Jeremy looked around, flustered.
“Is there a problem, sir?”
“I’m – I’m a regular here. You must be new. I’ve never seen you before.”
“No, I just usually work weekend shifts. Been here a little while actually. Can I get you something to drink?”
“Maria. The girl who works here on the weekdays?” Pause. And then it occurred to him: Of course, Valentines Day. Why would Maria spend Valentines Day anywhere but with Kimble? “Listen, I’m sorry. It’s nothing. I – I was just expecting Maria. That’s all.”
“Oh, her.” The waiter laughed. “What a flake!”
“Maria quit this morning.”
Maria quit this morning?
“What do you mean she quit?”
“She just up and quit. She didn’t come in or anything. The manager said she called here this morning in all sorts of hysterics. He could barely make out what the hell she was talking about; but that’s that. She said she quit and would never come back to the café again. Boyfriend trouble, maybe. Fucking Valentines Day, man.”
“Maria quit this morning?”
“So, can I get you anything?”
Jeremy felt dizzy. “A whisky. A whisky, and a copy of today’s paper.”
What happened? Had Kimble broken things off with her? Another woman, maybe? These things always happened on Valentines Day… Should he try to get her phone number from the waiter? His thoughts were going faster than he could catch them. Slow down. Think this through. It had to be Kimble broke it off. Just like that scumbag. On Valentines Day, too, of all days. Maybe it was unavoidable; maybe the other woman showed up unexpectedly; maybe Maria showed up unexpectedly somewhere she wasn’t supposed to be. Whatever it was he’d find out. He’d get Maria’s number from the waiter, and he’d call her, and they’d go somewhere and have a drink, and he’d make sure she was taken care of, and he’d leave Lucy if he had to and be with Maria and they could spend afternoons at some other café together, where he could write and where she could read, and –
“You know what,” the waiter said, coming back to the table. “I’d bet my bottom dollar it has something to do with this.”
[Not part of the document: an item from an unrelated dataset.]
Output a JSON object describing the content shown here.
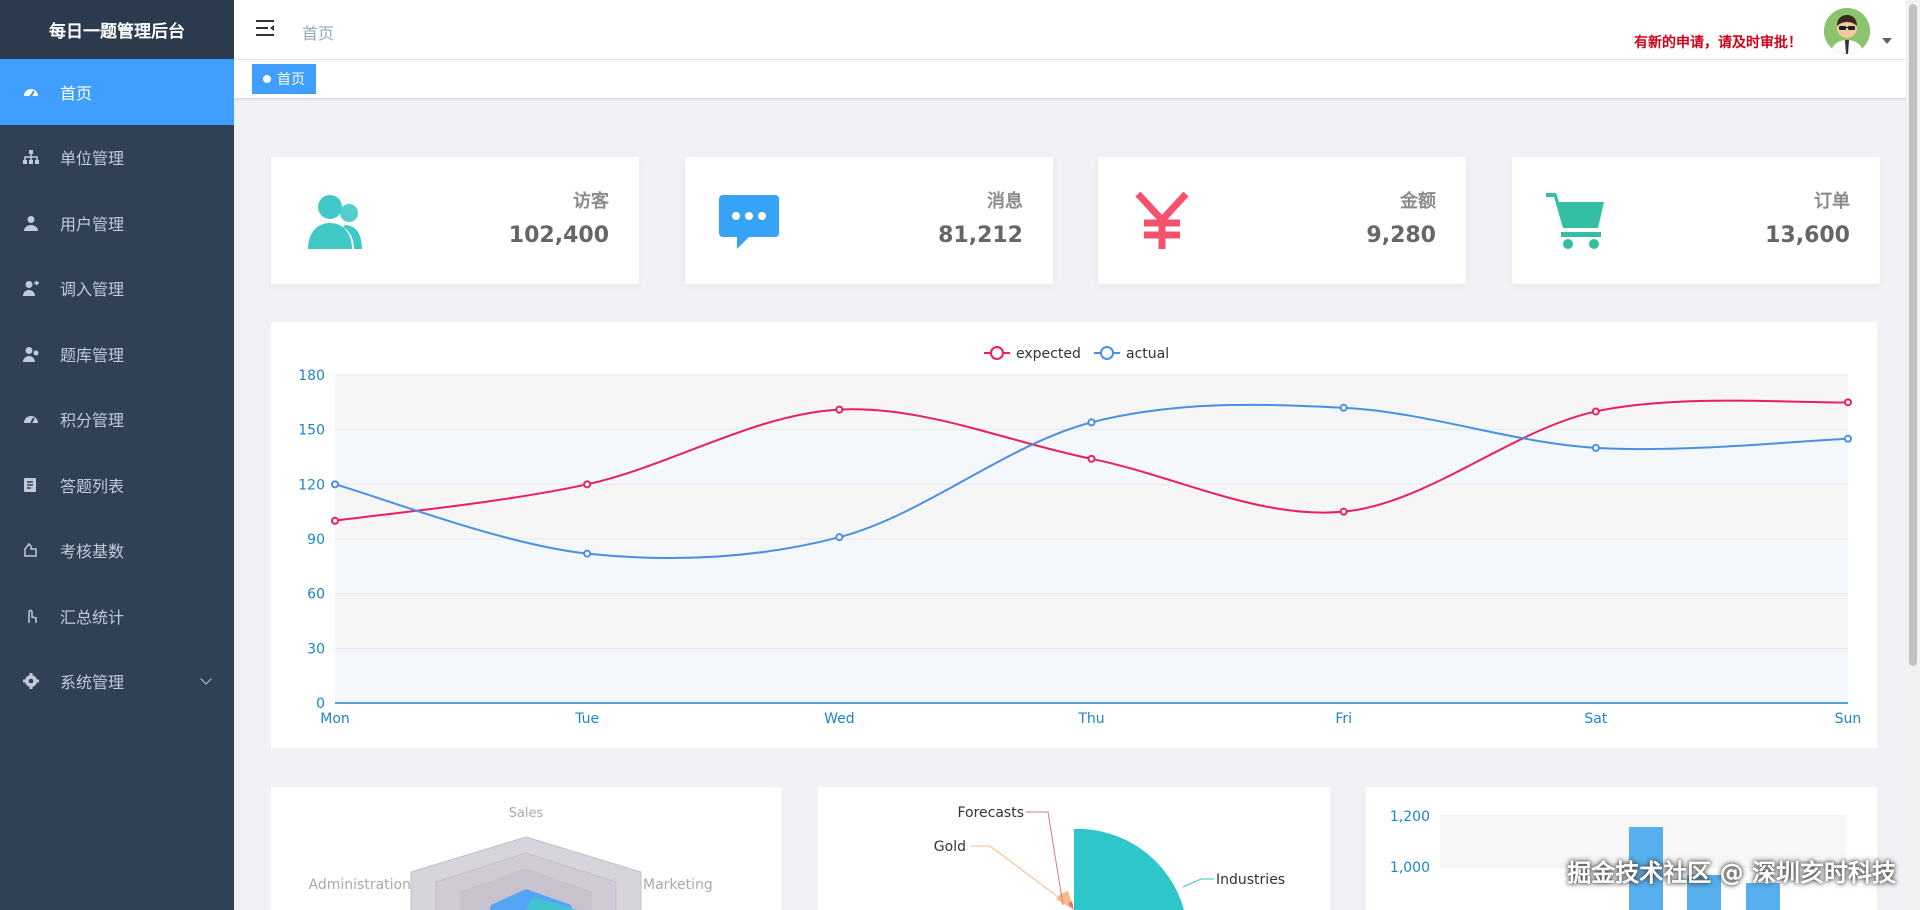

He threw down a copy of the New York Times, opened to the Entertainment section. The caption read, “AWARD WINNING AUTHOR MARTIN KIMBLE ANNOUNCES ENGAGEMENT TO ACTRESS.”
Jeremy looked back up at the waiter. “I didn’t know Maria was an actress.”
“Maria? An actress?” The waiter looked confused. “I don’t think Maria was an actress. What – you didn’t think -?” and then he started laughing.
“What? What in God’s name is so funny?”
“Oh, no no no no no. Maria was batty about this guy. Just adored him. In a creepy kind of way even. All she ever talked about was Martin Kimble this, Martin Kimble that. I’m sure she dreamt one day she’d marry him, but it’s not like she ever even met the guy. I’m sure this must’ve crushed her. Like I said, she was sort of flaky.” Pause. “You all set here? Can I get you anything else?”
“No. No. Just the check.”
As Jeremy collected his things, he thought about the long cold walk back uptown, and the long day ahead of him. He couldn’t write; he couldn’t think; he couldn’t do much of anything, but wait. He flipped the page, and saw a photograph of Kimble hand in hand with his fiancé. You’ll never have my life – and Jeremy realized that all along he’d been in love with a chimera; in fact, like Maria, he always had been, his whole life long. And there was nothing left now but to go home and wait for Lucy.